GNUDI DI INDIVIA CON CREMA DI PERE E GORGONZOLA AI SEMI DI PAPAVERO

Oggi la primavera si sentiva tutta, scorreva  nelle vene con nuova energia positiva, batteva calda sulla pelle attraverso il sole, si mostrava prepotente con i primi fiorellini gialli in mezzo al verde e me la sono gustata appieno fin da quando, questa mattina, ho spalancato le finestre facendo entrare aria fresca.  
Sarà che giovedì arriva Luca e non sto più nella pelle, però oggi davvero mi sono sentita felice per cose talmente piccole e semplici che ho ringraziato la vita per essere capace di sorprendermi sempre.

Cose di ogni giorno ma piene di senso, tipo portare Nebbia nel prato e vederlo felice.
Tipo ridere con la mia migliore amica Elisa perchè i suoi tacchini ci rispondevano quando gli facevamo il verso.
Tipo marinare la palestra per andare a pattinare con i rollerblade all'aria aperta.
Tipo saltare con la corda di due bambine conosciute al giardino ed essere capace, dopo tanti anni, di fare un sacco di salti veloci. 
Tipo scegliere con cura e calma gli ingredienti per cucinare stasera. 
Avrei voluto che questa giornata non finisse mai.



Ed è quindi da questa mia serenità odierna che nasce questo piatto, una rielaborazione degli gnudi tipici toscani a base di ricotta e spinaci che ho sostituito con dell'indivia belga ed ho condito con una cremina di pere e gorgonzola, devo dire davvero molto gustosa.

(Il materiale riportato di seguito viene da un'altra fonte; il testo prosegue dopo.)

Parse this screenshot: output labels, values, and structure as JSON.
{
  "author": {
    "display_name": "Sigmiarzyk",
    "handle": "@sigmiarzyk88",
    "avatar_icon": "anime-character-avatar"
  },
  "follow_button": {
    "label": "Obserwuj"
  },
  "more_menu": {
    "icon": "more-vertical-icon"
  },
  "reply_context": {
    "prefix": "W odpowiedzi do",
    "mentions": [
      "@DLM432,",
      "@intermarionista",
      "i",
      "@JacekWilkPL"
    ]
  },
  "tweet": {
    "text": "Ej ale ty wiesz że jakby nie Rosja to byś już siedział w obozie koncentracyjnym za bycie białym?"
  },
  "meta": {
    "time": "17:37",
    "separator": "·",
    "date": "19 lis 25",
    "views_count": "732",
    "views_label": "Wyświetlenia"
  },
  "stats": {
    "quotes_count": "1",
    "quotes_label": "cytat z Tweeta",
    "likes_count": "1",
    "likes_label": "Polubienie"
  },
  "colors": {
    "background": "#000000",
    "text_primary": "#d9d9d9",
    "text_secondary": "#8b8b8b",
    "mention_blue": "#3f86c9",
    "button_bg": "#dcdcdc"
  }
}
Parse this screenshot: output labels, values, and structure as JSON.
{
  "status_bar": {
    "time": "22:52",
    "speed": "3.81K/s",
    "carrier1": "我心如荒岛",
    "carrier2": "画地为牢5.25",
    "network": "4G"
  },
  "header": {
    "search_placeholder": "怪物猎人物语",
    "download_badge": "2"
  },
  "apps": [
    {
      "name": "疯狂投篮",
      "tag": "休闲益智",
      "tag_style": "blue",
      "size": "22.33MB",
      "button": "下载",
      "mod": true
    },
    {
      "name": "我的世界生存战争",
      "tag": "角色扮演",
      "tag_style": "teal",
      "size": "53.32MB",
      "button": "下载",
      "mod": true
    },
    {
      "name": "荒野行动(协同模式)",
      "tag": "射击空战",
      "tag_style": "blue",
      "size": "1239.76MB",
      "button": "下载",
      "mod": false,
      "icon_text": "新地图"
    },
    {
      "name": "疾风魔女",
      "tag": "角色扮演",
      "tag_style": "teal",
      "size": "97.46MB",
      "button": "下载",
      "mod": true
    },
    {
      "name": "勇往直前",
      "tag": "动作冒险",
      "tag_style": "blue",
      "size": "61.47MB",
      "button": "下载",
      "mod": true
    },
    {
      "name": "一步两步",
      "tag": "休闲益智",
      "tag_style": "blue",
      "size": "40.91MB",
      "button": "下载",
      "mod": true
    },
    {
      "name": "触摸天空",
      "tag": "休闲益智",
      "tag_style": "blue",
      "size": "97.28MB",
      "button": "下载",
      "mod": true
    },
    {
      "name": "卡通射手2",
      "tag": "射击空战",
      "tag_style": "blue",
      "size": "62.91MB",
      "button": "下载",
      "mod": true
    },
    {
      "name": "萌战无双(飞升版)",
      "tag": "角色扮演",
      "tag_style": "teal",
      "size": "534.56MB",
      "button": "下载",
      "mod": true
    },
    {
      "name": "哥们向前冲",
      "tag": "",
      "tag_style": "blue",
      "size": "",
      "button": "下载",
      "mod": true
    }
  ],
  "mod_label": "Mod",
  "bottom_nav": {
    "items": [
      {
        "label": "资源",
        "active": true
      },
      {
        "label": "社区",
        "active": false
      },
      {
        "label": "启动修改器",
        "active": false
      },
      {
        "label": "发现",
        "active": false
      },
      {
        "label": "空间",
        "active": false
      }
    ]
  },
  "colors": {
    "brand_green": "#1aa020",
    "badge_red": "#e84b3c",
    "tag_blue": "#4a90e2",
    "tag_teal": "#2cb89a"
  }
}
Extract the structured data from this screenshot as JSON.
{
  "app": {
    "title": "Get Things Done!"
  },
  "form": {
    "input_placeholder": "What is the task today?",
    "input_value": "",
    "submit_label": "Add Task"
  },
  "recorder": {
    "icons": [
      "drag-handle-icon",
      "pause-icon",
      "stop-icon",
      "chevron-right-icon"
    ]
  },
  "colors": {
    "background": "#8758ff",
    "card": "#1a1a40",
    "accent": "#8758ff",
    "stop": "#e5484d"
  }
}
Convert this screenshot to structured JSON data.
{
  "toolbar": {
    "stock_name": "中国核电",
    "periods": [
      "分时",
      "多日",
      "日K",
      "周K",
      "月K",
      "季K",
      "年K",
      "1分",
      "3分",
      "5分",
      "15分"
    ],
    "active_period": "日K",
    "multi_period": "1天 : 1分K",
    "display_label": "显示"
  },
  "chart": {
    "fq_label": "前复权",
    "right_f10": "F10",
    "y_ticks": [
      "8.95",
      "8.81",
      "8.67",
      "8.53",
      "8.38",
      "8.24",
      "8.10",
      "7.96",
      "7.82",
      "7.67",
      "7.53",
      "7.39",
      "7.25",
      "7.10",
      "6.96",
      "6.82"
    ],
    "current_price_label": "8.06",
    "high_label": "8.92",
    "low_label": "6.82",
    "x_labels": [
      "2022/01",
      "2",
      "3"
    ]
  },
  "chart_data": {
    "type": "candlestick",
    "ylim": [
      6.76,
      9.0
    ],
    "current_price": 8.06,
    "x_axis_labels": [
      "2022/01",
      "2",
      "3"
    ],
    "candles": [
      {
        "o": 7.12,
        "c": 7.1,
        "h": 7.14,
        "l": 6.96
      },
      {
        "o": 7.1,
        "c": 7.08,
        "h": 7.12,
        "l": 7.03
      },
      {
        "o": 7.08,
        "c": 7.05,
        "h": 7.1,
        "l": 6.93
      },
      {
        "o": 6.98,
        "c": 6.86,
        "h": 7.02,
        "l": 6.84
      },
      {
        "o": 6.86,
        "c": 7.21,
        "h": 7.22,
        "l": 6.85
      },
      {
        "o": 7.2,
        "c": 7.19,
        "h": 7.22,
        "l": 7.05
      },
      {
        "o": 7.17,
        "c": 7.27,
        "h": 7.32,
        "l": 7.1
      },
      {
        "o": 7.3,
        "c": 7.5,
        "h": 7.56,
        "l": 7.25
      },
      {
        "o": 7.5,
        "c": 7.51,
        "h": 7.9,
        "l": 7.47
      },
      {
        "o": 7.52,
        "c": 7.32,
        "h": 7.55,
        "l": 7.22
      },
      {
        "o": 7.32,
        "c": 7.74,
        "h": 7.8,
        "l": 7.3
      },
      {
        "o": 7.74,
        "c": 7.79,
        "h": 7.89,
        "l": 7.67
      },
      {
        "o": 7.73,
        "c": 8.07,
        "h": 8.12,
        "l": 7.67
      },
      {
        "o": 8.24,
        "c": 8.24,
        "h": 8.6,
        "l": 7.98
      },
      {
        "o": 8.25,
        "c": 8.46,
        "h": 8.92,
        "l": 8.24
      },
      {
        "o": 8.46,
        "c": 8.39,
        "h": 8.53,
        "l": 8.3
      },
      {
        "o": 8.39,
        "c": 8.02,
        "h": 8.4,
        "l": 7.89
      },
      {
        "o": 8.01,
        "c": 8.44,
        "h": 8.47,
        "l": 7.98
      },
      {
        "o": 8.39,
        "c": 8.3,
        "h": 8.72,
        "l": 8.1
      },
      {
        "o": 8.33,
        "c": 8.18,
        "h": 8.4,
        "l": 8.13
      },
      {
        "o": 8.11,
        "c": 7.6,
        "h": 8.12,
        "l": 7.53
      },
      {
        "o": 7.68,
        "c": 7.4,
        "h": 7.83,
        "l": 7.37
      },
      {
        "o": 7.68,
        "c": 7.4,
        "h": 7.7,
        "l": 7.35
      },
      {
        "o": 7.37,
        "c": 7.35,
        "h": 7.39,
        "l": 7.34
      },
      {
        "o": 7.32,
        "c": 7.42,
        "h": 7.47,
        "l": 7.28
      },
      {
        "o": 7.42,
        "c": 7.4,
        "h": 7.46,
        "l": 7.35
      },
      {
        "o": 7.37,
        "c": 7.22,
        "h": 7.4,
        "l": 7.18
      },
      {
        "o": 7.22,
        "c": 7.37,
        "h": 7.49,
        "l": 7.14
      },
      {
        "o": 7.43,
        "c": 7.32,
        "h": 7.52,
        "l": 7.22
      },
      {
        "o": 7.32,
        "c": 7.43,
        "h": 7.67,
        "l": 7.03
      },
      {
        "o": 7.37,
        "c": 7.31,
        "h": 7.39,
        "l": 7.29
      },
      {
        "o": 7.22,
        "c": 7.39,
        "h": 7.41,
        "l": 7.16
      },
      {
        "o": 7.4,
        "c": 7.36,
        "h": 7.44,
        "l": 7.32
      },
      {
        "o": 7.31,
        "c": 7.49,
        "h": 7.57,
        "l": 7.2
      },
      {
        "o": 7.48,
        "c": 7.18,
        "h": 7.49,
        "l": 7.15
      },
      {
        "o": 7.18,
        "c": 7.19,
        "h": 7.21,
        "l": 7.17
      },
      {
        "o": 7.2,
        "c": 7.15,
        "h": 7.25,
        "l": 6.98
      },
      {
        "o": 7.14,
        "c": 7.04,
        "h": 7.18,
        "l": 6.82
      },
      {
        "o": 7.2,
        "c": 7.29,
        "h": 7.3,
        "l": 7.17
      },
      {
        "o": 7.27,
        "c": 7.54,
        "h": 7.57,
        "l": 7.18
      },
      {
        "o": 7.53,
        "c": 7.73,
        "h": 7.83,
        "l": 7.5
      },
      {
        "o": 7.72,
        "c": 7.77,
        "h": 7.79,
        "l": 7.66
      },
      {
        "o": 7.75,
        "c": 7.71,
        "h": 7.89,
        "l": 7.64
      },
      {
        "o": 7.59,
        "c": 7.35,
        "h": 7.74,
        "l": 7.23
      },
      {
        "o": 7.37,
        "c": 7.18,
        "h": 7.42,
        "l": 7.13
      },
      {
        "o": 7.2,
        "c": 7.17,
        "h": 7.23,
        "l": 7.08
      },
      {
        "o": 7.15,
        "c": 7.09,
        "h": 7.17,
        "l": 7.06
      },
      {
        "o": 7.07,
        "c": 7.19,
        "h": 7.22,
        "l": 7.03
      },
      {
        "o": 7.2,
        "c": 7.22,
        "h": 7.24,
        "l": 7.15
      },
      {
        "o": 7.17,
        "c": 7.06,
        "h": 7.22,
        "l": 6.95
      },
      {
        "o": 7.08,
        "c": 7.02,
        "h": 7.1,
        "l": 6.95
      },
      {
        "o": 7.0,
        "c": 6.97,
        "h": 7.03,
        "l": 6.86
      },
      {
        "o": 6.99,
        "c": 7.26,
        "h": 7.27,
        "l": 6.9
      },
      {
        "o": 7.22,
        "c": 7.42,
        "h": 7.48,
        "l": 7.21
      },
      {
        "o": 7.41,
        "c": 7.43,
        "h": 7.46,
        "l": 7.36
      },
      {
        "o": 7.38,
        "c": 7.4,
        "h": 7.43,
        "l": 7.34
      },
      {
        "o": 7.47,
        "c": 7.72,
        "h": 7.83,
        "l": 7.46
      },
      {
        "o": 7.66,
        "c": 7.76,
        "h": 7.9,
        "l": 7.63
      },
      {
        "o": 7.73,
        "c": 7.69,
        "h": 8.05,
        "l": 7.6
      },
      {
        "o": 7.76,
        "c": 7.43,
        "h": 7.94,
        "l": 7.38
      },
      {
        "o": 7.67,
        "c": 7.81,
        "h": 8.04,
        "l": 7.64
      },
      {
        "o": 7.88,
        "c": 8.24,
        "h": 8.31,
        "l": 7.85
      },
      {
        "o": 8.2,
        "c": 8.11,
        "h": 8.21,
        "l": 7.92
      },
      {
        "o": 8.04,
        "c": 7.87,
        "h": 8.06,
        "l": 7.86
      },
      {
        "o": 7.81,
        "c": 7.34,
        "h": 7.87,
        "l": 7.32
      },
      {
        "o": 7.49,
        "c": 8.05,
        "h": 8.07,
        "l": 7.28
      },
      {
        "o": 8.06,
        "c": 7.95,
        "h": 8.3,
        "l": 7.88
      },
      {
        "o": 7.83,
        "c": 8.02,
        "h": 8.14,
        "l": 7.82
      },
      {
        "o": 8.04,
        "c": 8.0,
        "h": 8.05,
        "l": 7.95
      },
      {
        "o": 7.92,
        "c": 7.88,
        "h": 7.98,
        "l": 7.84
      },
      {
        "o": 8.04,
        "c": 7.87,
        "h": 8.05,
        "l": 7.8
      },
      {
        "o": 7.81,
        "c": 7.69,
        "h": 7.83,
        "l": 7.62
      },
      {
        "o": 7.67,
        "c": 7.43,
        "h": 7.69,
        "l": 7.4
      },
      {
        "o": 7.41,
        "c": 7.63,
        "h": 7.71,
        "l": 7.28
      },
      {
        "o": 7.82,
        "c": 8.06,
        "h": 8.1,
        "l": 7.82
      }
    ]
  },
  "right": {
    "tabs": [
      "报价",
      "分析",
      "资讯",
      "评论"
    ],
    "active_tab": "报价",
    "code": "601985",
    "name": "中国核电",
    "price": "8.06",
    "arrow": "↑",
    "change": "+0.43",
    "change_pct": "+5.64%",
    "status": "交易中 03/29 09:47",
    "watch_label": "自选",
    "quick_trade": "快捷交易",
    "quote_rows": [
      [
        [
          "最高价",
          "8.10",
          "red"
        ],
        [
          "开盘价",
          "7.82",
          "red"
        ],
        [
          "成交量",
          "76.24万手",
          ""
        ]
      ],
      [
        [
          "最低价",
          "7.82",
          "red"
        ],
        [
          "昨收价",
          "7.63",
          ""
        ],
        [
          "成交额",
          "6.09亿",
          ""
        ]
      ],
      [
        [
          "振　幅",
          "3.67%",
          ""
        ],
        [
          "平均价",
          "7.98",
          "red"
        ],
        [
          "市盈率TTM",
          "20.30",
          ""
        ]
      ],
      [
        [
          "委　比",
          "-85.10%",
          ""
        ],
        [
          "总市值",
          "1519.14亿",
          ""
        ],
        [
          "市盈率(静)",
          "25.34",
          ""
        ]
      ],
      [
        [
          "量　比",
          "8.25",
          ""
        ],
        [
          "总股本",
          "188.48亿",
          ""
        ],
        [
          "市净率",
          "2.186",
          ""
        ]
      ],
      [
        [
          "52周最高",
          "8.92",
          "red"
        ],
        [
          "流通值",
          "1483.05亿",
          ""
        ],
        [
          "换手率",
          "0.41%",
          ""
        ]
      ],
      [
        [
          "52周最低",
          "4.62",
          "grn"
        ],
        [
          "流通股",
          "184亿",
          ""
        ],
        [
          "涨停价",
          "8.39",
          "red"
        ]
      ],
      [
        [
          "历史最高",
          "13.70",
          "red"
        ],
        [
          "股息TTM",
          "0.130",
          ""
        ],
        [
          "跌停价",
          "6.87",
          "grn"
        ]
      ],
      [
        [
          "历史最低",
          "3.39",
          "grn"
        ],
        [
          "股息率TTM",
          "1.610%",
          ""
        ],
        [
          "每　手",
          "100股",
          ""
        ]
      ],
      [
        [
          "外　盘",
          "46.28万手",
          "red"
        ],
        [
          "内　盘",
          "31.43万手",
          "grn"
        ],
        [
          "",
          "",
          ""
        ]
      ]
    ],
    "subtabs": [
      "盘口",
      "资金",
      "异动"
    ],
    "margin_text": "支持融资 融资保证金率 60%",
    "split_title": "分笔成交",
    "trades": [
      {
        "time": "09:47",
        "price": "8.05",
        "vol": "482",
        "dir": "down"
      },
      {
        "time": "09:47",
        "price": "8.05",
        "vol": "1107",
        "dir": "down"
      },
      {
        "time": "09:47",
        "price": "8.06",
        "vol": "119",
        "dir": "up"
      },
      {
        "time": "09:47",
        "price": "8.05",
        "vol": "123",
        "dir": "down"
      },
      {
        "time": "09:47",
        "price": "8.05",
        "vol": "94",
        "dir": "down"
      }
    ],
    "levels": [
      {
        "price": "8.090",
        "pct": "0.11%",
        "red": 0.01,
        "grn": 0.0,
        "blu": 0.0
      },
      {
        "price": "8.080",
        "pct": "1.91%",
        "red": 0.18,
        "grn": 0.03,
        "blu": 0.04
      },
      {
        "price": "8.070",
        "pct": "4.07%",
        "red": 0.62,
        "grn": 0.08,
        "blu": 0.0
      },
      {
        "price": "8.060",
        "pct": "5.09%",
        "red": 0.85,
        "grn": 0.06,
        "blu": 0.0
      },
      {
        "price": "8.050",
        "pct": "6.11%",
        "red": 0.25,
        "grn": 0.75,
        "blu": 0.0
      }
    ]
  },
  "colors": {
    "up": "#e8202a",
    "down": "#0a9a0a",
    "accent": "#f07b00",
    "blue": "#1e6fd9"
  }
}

Con questa ricetta partecipo al contest di gattoghiotto in collaborazione con Malvarosa edizioni 


INGREDIENTI:
( per 2 persone )

- 2 cespi di indivia belga
- 100 g di ricotta
- 1 uovo
- farina q.b. ( circa 30 g )
- parmigiano 
- noce moscata
- 1 pera decana
- 100 g gorgonzola
- 3 cucchiai di latte
- 1 noce di burro
- 1 cucchiaino di semi di papavero


Sbollentare le foglie di indivia in acqua salata, scolarle con la schiumarola ( senza buttare l'acqua di cottura ) e metterle ad asciugare su carta assorbente. Quando saranno ben asciutte tritarle finemente, mescolarle alla ricotta e all'uovo, salare, pepare e grattare un bel po' di noce moscata. Aggiungere farina e parmigiano grattugiato fino ad ottenere un impasto abbastanza consistente. Formare a questo punto delle palline, simili a degli gnocchetti, infarinarle e lasciarle riposare su un vassoio. In una padella scaldare una noce di burro e aggiungere la pera tagliata a dadini, farla cuocere finché non sarà colorita e bella morbida poi aggiungere il latte e farlo ridurre a fuoco lento. Spegnere il fuoco e aggiungere il gorgonzola e i semi di papavero, amalgamando bene la salsina ottenuta. Riportare a bollore l'acqua dove avete cotto l'indivia e cuocere gli gnudi fin quando non vengono a galla. Scolare, porre nel piatto e condire con la salsa al gorgonzola e pere.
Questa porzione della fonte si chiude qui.